A boy's catapult is made of rubber cord which is `42cm` long, with `6mm` diameter of cross-section and of negligible mass. The boy keeps a stone weighing `0.02kg` on it and stretches the cond by `20cm` by applying a constant force. When released. The stone flies off with a velocity of `20ms^(-1)`. Neglect the change in the area of cross-section of the cord while stretched. The Young's modulus of rubber is closet to:

To find the Young's modulus of the rubber cord used in the catapult, we can follow these steps: ### Step-by-Step Solution: 1. **Identify the Given Values:** - Length of the rubber cord (L) = 42 cm = 0.42 m - Diameter of the rubber cord (D) = 6 mm = 0.006 m - Radius of the rubber cord (r) = D/2 = 0.003 m - Mass of the stone (m) = 0.02 kg - Stretching of the cord (ΔL) = 20 cm = 0.20 m - Final velocity of the stone (v) = 20 m/s 2. **Calculate the Cross-Sectional Area (A):** The cross-sectional area of the rubber cord can be calculated using the formula for the area of a circle: \[ A = \pi r^2 = \pi (0.003)^2 = \pi (9 \times 10^{-6}) \approx 2.827 \times 10^{-5} \, \text{m}^2 \] 3. **Calculate the Strain (ε):** Strain is defined as the change in length divided by the original length: \[ \text{Strain} (\epsilon) = \frac{\Delta L}{L} = \frac{0.20}{0.42} \approx 0.4762 \] 4. **Calculate the Stress (σ):** Stress is defined as the force applied per unit area.
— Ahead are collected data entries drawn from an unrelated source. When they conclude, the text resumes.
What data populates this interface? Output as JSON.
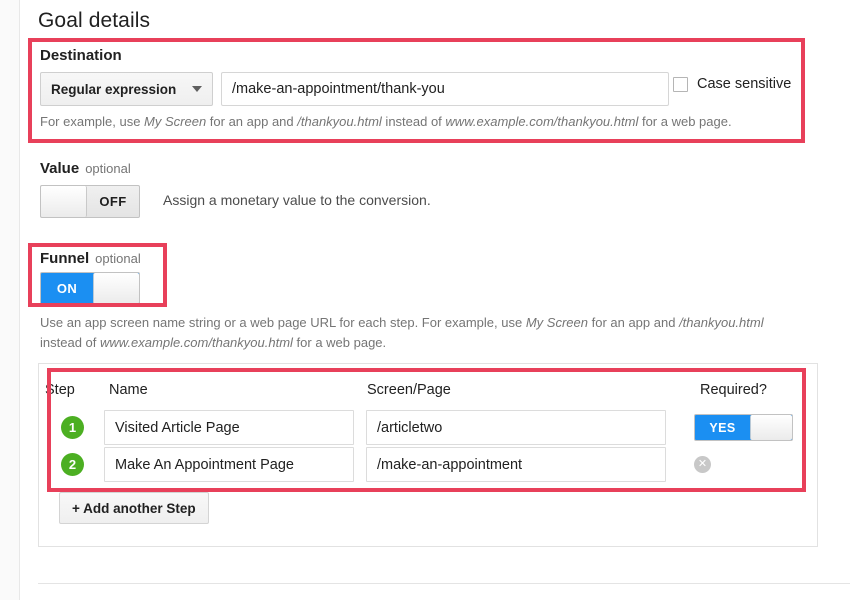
{
  "page": {
    "title": "Goal details"
  },
  "destination": {
    "label": "Destination",
    "match_type": "Regular expression",
    "caret_icon": "chevron-down-icon",
    "value": "/make-an-appointment/thank-you",
    "placeholder": "",
    "case_sensitive_label": "Case sensitive",
    "case_sensitive_checked": false,
    "help_prefix": "For example, use ",
    "help_em1": "My Screen",
    "help_mid1": " for an app and ",
    "help_em2": "/thankyou.html",
    "help_mid2": " instead of ",
    "help_em3": "www.example.com/thankyou.html",
    "help_suffix": " for a web page."
  },
  "value_section": {
    "label": "Value",
    "optional": "optional",
    "toggle_state": "OFF",
    "help": "Assign a monetary value to the conversion."
  },
  "funnel_section": {
    "label": "Funnel",
    "optional": "optional",
    "toggle_state": "ON",
    "help_prefix": "Use an app screen name string or a web page URL for each step. For example, use ",
    "help_em1": "My Screen",
    "help_mid1": " for an app and ",
    "help_em2": "/thankyou.html",
    "help_mid2": " instead of ",
    "help_em3": "www.example.com/thankyou.html",
    "help_suffix": " for a web page."
  },
  "steps_table": {
    "columns": {
      "step": "Step",
      "name": "Name",
      "screen": "Screen/Page",
      "required": "Required?"
    },
    "rows": [
      {
        "number": "1",
        "name": "Visited Article Page",
        "screen": "/articletwo",
        "required_toggle": "YES",
        "has_toggle": true,
        "has_remove": false
      },
      {
        "number": "2",
        "name": "Make An Appointment Page",
        "screen": "/make-an-appointment",
        "required_toggle": "",
        "has_toggle": false,
        "has_remove": true,
        "remove_icon": "remove-circle-icon"
      }
    ],
    "add_step_label": "+ Add another Step"
  },
  "annotations": {
    "highlight_color": "#e8405a",
    "boxes": [
      {
        "name": "destination-highlight"
      },
      {
        "name": "funnel-highlight"
      },
      {
        "name": "steps-highlight"
      }
    ]
  },
  "colors": {
    "toggle_on": "#1b8ff2",
    "step_badge": "#4caf22",
    "annotation": "#e8405a"
  }
}
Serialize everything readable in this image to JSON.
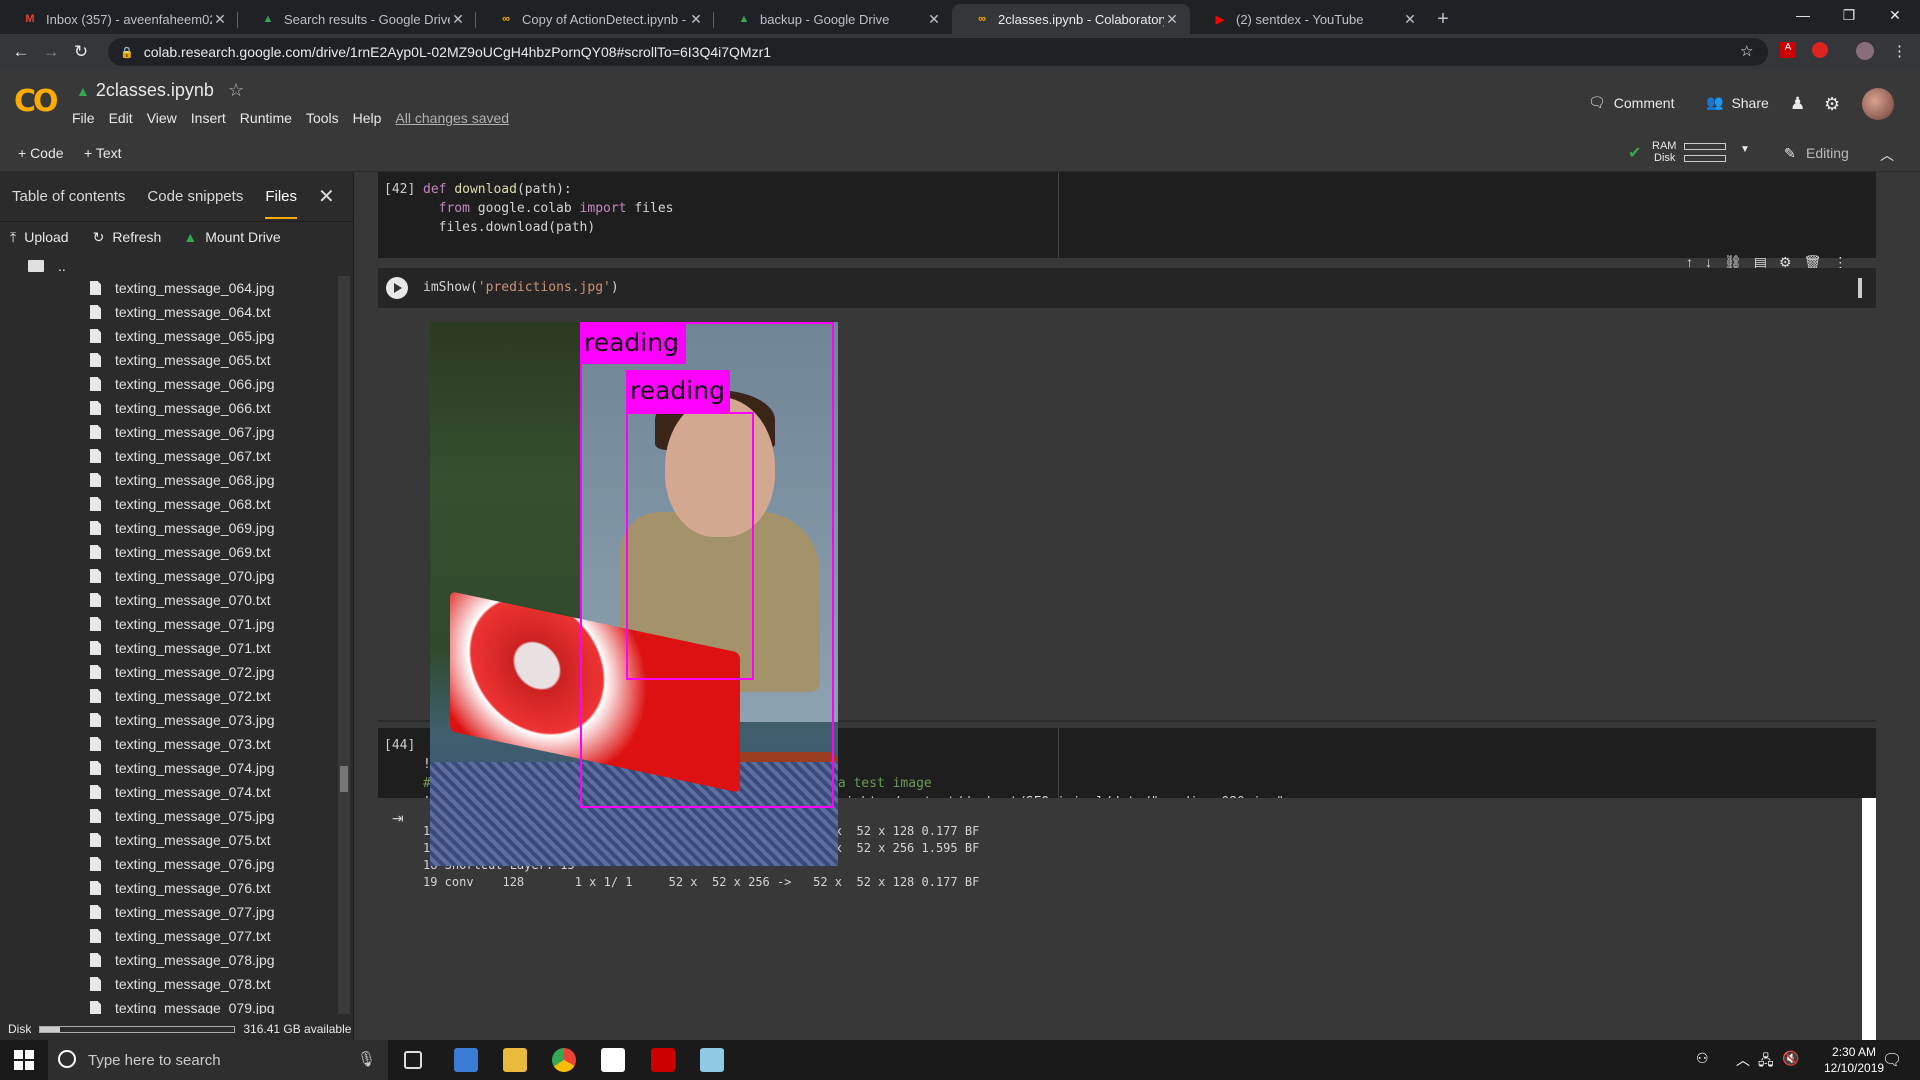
{
  "browser": {
    "tabs": [
      {
        "title": "Inbox (357) - aveenfaheem02@g",
        "icon": "gmail-icon",
        "color": "#ea4335"
      },
      {
        "title": "Search results - Google Drive",
        "icon": "drive-icon",
        "color": "#34a853"
      },
      {
        "title": "Copy of ActionDetect.ipynb - Col",
        "icon": "colab-icon",
        "color": "#f9ab00"
      },
      {
        "title": "backup - Google Drive",
        "icon": "drive-icon",
        "color": "#34a853"
      },
      {
        "title": "2classes.ipynb - Colaboratory",
        "icon": "colab-icon",
        "color": "#f9ab00",
        "active": true
      },
      {
        "title": "(2) sentdex - YouTube",
        "icon": "youtube-icon",
        "color": "#ff0000"
      }
    ],
    "new_tab": "+",
    "url": "colab.research.google.com/drive/1rnE2Ayp0L-02MZ9oUCgH4hbzPornQY08#scrollTo=6I3Q4i7QMzr1"
  },
  "colab": {
    "logo": "CO",
    "notebook_name": "2classes.ipynb",
    "menu": [
      "File",
      "Edit",
      "View",
      "Insert",
      "Runtime",
      "Tools",
      "Help"
    ],
    "save_status": "All changes saved",
    "comment_label": "Comment",
    "share_label": "Share",
    "toolbar": {
      "add_code": "+ Code",
      "add_text": "+ Text",
      "ram": "RAM",
      "disk": "Disk",
      "editing": "Editing"
    }
  },
  "sidebar": {
    "tabs": [
      "Table of contents",
      "Code snippets",
      "Files"
    ],
    "actions": {
      "upload": "Upload",
      "refresh": "Refresh",
      "mount": "Mount Drive"
    },
    "parent_dir": "..",
    "files": [
      "texting_message_064.jpg",
      "texting_message_064.txt",
      "texting_message_065.jpg",
      "texting_message_065.txt",
      "texting_message_066.jpg",
      "texting_message_066.txt",
      "texting_message_067.jpg",
      "texting_message_067.txt",
      "texting_message_068.jpg",
      "texting_message_068.txt",
      "texting_message_069.jpg",
      "texting_message_069.txt",
      "texting_message_070.jpg",
      "texting_message_070.txt",
      "texting_message_071.jpg",
      "texting_message_071.txt",
      "texting_message_072.jpg",
      "texting_message_072.txt",
      "texting_message_073.jpg",
      "texting_message_073.txt",
      "texting_message_074.jpg",
      "texting_message_074.txt",
      "texting_message_075.jpg",
      "texting_message_075.txt",
      "texting_message_076.jpg",
      "texting_message_076.txt",
      "texting_message_077.jpg",
      "texting_message_077.txt",
      "texting_message_078.jpg",
      "texting_message_078.txt",
      "texting_message_079.jpg"
    ],
    "disk_label": "Disk",
    "disk_available": "316.41 GB available",
    "disk_used_fraction": 0.1
  },
  "cells": {
    "c42": {
      "exec": "[42]",
      "lines": [
        "def download(path):",
        "  from google.colab import files",
        "  files.download(path)"
      ]
    },
    "c43": {
      "code": "imShow('predictions.jpg')",
      "labels": [
        "reading",
        "reading"
      ]
    },
    "c44": {
      "exec": "[44]",
      "line1": "!ls",
      "line2": "#Now, let's see if everything works by running it on a test image",
      "line3": "!./darknet detect SFOriginal/yolov3.cfg yolov3_1660.weights /content/darknet/SFOriginal/data/\"reading_080.jpg\"",
      "output": [
        "16 conv    128       1 x 1/ 1     52 x  52 x 256 ->   52 x  52 x 128 0.177 BF",
        "17 conv    256       3 x 3/ 1     52 x  52 x 128 ->   52 x  52 x 256 1.595 BF",
        "18 Shortcut Layer: 15",
        "19 conv    128       1 x 1/ 1     52 x  52 x 256 ->   52 x  52 x 128 0.177 BF"
      ]
    }
  },
  "taskbar": {
    "search_placeholder": "Type here to search",
    "time": "2:30 AM",
    "date": "12/10/2019"
  }
}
The force (F) exerted by the stone can be calculated using its weight: \[ F = mg = 0.02 \times 9.81 \approx 0.1962 \, \text{N} \] Then, stress can be calculated as: \[ \text{Stress} (\sigma) = \frac{F}{A} = \frac{0.1962}{2.827 \times 10^{-5}} \approx 6947.5 \, \text{N/m}^2 \] 5. **Relate Young's Modulus (Y) to Stress and Strain:** Young's modulus is defined as the ratio of stress to strain: \[ Y = \frac{\sigma}{\epsilon} = \frac{6947.5}{0.4762} \approx 14580.5 \, \text{N/m}^2 \] 6. **Equate Energy:** The elastic potential energy stored in the stretched rubber cord is equal to the kinetic energy of the stone when it is released: \[ \frac{1}{2} mv^2 = \frac{1}{2} Y \epsilon^2 A L \] Rearranging gives: \[ Y = \frac{mv^2}{\epsilon^2 A L} \] 7. **Substituting Values:** \[ Y = \frac{0.02 \times (20)^2}{(0.4762)^2 \times (2.827 \times 10^{-5}) \times 0.42} \] Calculate the above expression to find Y. 8. **Final Calculation:** After substituting the values and simplifying, we find: \[ Y \approx 3 \times 10^6 \, \text{N/m}^2 \] ### Conclusion: The Young's modulus of the rubber is approximately \(3 \times 10^6 \, \text{N/m}^2\).